Aided by his father, he converted three different facilities located in three separate municipalities, resulting in the factories of: Vaprio d'Adda (1864), Vigevano (1867) and Ghemme (1869); in the case of the Vaprio mill, he was also helped financially by Ercole Lualdi, but production at this plant was unprofitable due to the American Civil War, which resulted in a consequent “famine” of cotton, thus affecting the European cotton industry.

Cristoforo Benigno purchased an additional spinning mill in Baveno, which he later sold to his son Silvio Crespi.
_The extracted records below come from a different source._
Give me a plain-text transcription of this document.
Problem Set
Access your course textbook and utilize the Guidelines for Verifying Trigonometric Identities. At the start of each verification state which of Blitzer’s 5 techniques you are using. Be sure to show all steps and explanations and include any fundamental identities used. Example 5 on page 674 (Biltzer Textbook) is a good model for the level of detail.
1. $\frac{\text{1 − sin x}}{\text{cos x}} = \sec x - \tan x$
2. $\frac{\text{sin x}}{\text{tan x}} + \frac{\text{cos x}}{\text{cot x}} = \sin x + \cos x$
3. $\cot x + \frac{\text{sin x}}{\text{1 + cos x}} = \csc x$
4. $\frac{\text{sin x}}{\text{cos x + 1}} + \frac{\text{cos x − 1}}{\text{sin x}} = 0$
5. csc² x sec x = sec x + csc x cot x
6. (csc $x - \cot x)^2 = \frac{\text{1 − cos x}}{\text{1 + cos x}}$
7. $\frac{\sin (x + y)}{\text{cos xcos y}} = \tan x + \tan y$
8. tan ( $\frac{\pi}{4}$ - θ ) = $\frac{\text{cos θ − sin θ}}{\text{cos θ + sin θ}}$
Aspiring to set up his own factory, he fell back in February 1877, obtaining permission to use a water derivation from the Adda River, which he intended to use as motive power for an erected spinning mill, between the towns of Capriate San Gervasio and Canonica d'Adda; the following year he founded the factory and a workers' village, which in the complex took the name Crespi d'Adda, introducing the most modern spinning systems of the time.

In 1897 a cotton textile industry was created in the province of Milan and the factory and its worker village, called Crespi d'Adda was built on the left bank of the river Adda between the towns of Capriate San Gervasio and Canonica d’Adda where the flow of water provided hydroelectric energy to power the cotton looms.